Estonians come to Latvia to stock up on fuel, nappies and alcohol.
"Our taxes are going to Latvia" could be a sense translation of the protest motto. A family in Rõngu, on the way from Tartu to Rīga, buys almost everything in Latvia. The family are participating in the protest as well. "Our government has raised the taxes too much. [They've raised] the excise tax on fuel and alcohol - which we don't use - but all other prices are going up as well. And we don't like it. That's why we joined this protest," said Eneli, an Estonian woman. Her husband Vahur agrees: "It's only become worse. Fuel has become even more expensive!"
They regularly go to Latvia to pack their van with Latvia-bought wares. "We go two to three times a month. As even the nappies and baby products are cheaper in Latvia!" Eneli said.

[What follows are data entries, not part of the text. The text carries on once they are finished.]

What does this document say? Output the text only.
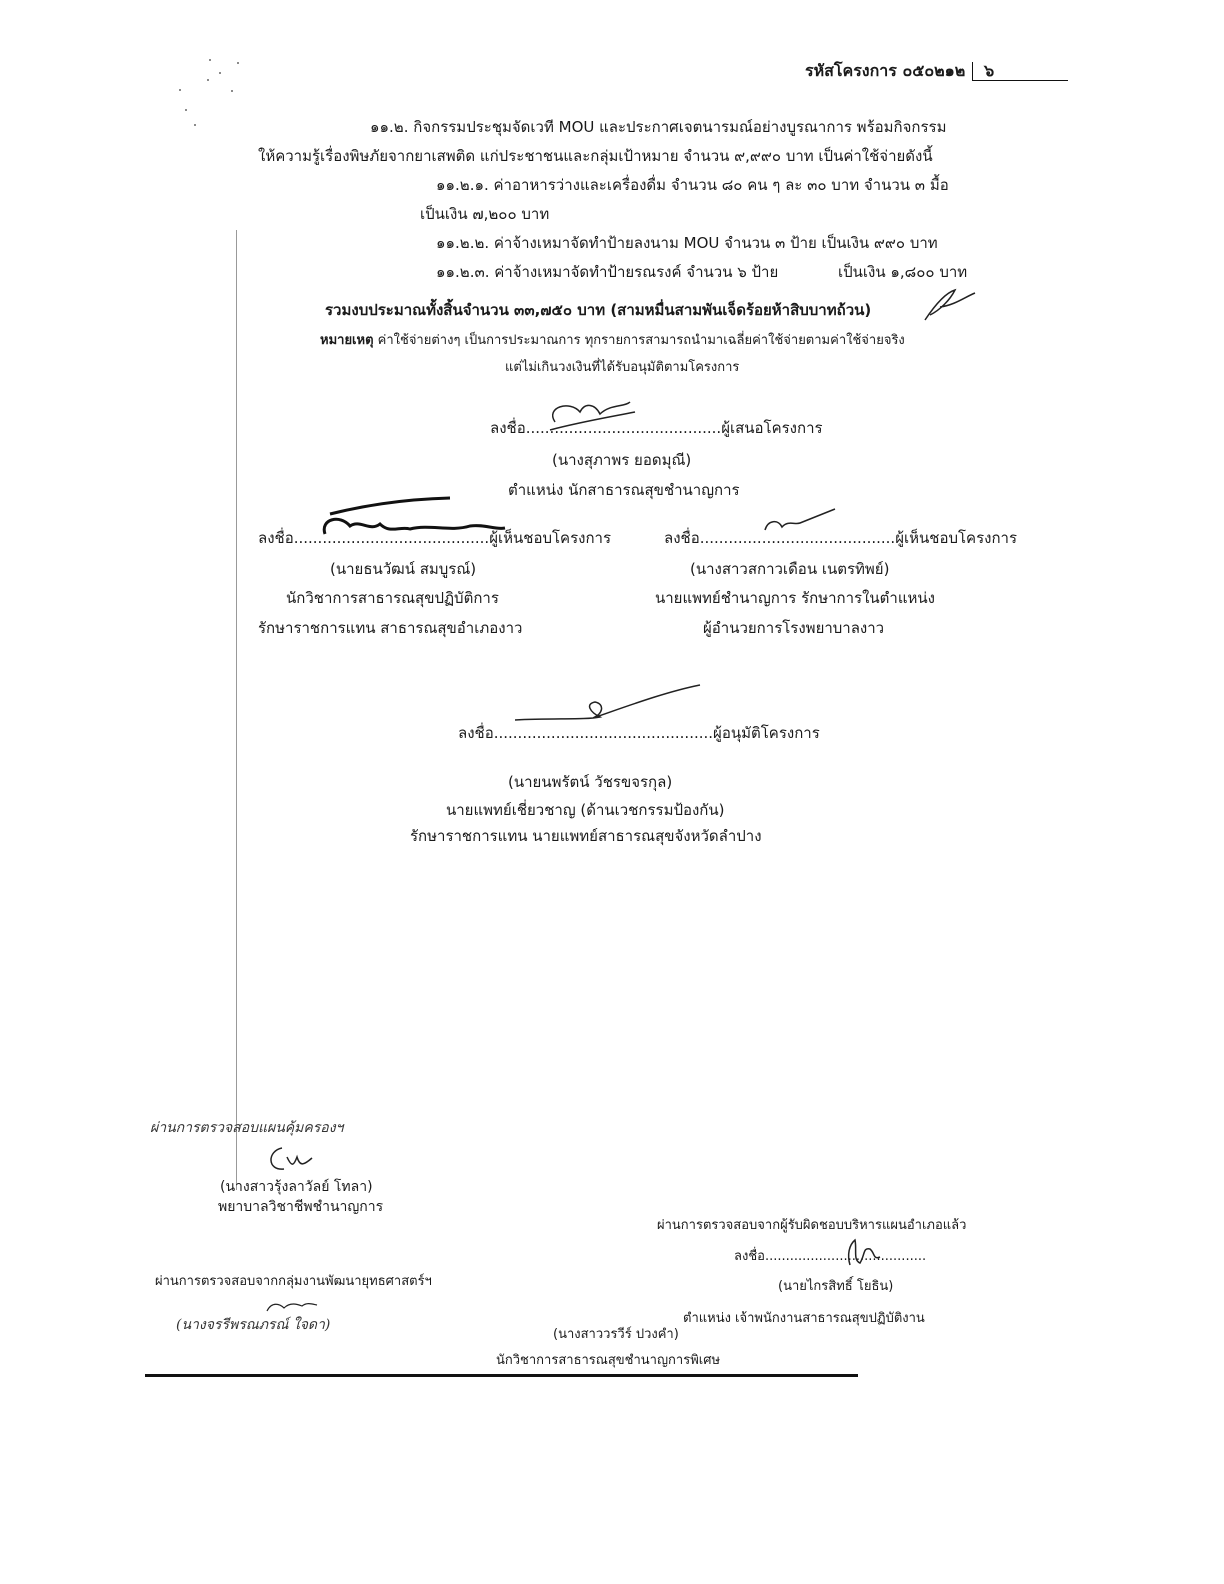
รหัสโครงการ ๐๕๐๒๑๒ ๖
๑๑.๒. กิจกรรมประชุมจัดเวที MOU และประกาศเจตนารมณ์อย่างบูรณาการ พร้อมกิจกรรม
ให้ความรู้เรื่องพิษภัยจากยาเสพติด แก่ประชาชนและกลุ่มเป้าหมาย จำนวน ๙,๙๙๐ บาท เป็นค่าใช้จ่ายดังนี้
๑๑.๒.๑. ค่าอาหารว่างและเครื่องดื่ม จำนวน ๘๐ คน ๆ ละ ๓๐ บาท จำนวน ๓ มื้อ
เป็นเงิน ๗,๒๐๐ บาท
๑๑.๒.๒. ค่าจ้างเหมาจัดทำป้ายลงนาม MOU จำนวน ๓ ป้าย เป็นเงิน ๙๙๐ บาท
๑๑.๒.๓. ค่าจ้างเหมาจัดทำป้ายรณรงค์ จำนวน ๖ ป้าย	เป็นเงิน ๑,๘๐๐ บาท
รวมงบประมาณทั้งสิ้นจำนวน ๓๓,๗๕๐ บาท (สามหมื่นสามพันเจ็ดร้อยห้าสิบบาทถ้วน)
หมายเหตุ ค่าใช้จ่ายต่างๆ เป็นการประมาณการ ทุกรายการสามารถนำมาเฉลี่ยค่าใช้จ่ายตามค่าใช้จ่ายจริง
แต่ไม่เกินวงเงินที่ได้รับอนุมัติตามโครงการ
ลงชื่อ.........................................ผู้เสนอโครงการ
(นางสุภาพร ยอดมุณี)
ตำแหน่ง นักสาธารณสุขชำนาญการ
ลงชื่อ.........................................ผู้เห็นชอบโครงการ
(นายธนวัฒน์ สมบูรณ์)
นักวิชาการสาธารณสุขปฏิบัติการ
รักษาราชการแทน สาธารณสุขอำเภองาว
ลงชื่อ.........................................ผู้เห็นชอบโครงการ
(นางสาวสกาวเดือน เนตรทิพย์)
นายแพทย์ชำนาญการ รักษาการในตำแหน่ง
ผู้อำนวยการโรงพยาบาลงาว
ลงชื่อ..............................................ผู้อนุมัติโครงการ
(นายนพรัตน์ วัชรขจรกุล)
นายแพทย์เชี่ยวชาญ (ด้านเวชกรรมป้องกัน)
รักษาราชการแทน นายแพทย์สาธารณสุขจังหวัดลำปาง
ผ่านการตรวจสอบแผนคุ้มครองฯ
(นางสาวรุ้งลาวัลย์ โทลา)
พยาบาลวิชาชีพชำนาญการ
ผ่านการตรวจสอบจากผู้รับผิดชอบบริหารแผนอำเภอแล้ว
ลงชื่อ.......................................
(นายไกรสิทธิ์ โยธิน)
ตำแหน่ง เจ้าพนักงานสาธารณสุขปฏิบัติงาน
ผ่านการตรวจสอบจากกลุ่มงานพัฒนายุทธศาสตร์ฯ
(นางจรรีพรณภรณ์ ใจดา)
(นางสาววรวีร์ ปวงคำ)
นักวิชาการสาธารณสุขชำนาญการพิเศษ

On February 24, the Independence Day of Estonia, thousands of disgruntled Estonians arrived in a motorcade protest against their country's tax policy.
"The main reason for the protest is the Estonian government's excise policy, which results in losses to the Estonian state.. and I'm not talking exclusively about alcohol excise taxes," said the organizer Taavi Lepik.
Estonia has seen its alcohol tax income to shrink €80m below the expected, largely due to cross-border trade, or Estonians coming to Latvia to stock up on booze, which is much cheaper here. As a result, Estonia has backtracked, halving the excise tax hike planned for this year. Estonian alcohol sellers are nevertheless rapidly expanding on the Latvian border.
It should be noted that while excised products are cheaper in Latvia, Estonia has higher wages and benefits for families, as well as significantly lower labor taxes paid by employees.